2) The Spiegel article maps out a timetable, but it doesn't have any sort of tactical detail that would be helpful. Muden's article identifies the economy as a primary target. I think this is correct, even if bin Laden doesn't understand it in those terms. US war fighting doctrine is based, and has been since the Civil War, on superiority of production. To grossly oversimplify, the Germans relied on unit cohesion and technical excellence, the Japanese relied on the willingness of the individual to sacrifice himself for the greater cause, the Russians relied on size, and the US relied on the principles of mass production.

Vietnam was a setback to the doctrine, but as a general rule, it persists as doctrine because it works. The attempt to get a stranglehold on oil is probably an offshoot of the doctrine. The problem is that the doctrine doesn't work against popular movements, at least if applied militarily. Mass produce Gameboys and VCRs that entertain their kids at an affordable price, and you win hearts and minds. Mass produce weapons that kill their kids and you lose.

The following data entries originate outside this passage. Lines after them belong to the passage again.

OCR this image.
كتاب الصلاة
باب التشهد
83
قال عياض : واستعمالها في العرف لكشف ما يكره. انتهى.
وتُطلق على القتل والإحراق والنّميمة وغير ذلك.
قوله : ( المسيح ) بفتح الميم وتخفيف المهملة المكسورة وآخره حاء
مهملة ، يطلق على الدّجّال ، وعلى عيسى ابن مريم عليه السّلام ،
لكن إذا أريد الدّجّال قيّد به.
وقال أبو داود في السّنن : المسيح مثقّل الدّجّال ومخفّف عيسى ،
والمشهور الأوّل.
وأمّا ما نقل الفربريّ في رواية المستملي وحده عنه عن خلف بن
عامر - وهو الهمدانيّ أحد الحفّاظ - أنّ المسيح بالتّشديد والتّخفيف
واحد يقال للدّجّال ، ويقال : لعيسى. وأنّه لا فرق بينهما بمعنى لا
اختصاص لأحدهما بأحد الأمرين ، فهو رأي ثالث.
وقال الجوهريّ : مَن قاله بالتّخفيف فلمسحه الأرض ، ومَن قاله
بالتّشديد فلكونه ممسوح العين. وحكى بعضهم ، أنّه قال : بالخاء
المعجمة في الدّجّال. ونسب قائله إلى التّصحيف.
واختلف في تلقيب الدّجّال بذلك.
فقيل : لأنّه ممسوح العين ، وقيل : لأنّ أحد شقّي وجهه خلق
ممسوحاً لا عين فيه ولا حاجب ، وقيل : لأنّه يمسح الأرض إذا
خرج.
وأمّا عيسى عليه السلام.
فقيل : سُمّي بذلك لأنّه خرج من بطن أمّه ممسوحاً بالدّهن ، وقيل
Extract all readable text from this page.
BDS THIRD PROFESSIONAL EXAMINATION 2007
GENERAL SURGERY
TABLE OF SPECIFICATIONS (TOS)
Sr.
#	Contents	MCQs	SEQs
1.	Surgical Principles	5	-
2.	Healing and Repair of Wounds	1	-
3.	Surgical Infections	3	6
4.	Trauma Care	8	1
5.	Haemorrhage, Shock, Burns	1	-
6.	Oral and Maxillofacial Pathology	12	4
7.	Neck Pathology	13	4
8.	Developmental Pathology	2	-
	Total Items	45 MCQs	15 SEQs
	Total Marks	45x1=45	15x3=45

At any rate, terrorism has serious economic impacts. Money gets diverted from the civilian sector into weapons and, in this case, war. People travel less. Money has to be spent guarding borders, checking tomato trucks, and securing chemical plants. Worst of all, people stop talking to one another and working with one another as the fear of the national security state seeps in.

Aficionados of Civilization III (which is a mediocre game, but about the only one that seems to deal with resource issues) will recognize the problem. Invade your neighbor to grab his oil supplies and you get a temporary gain but suffer a temporary loss of trade. More lasting are his enmity and (if he isn't defeated quickly), the damage to your political system. Lose your democracy and suddenly your production drops way off. A winning strategy in Civilization is making it look like the other guy is to blame.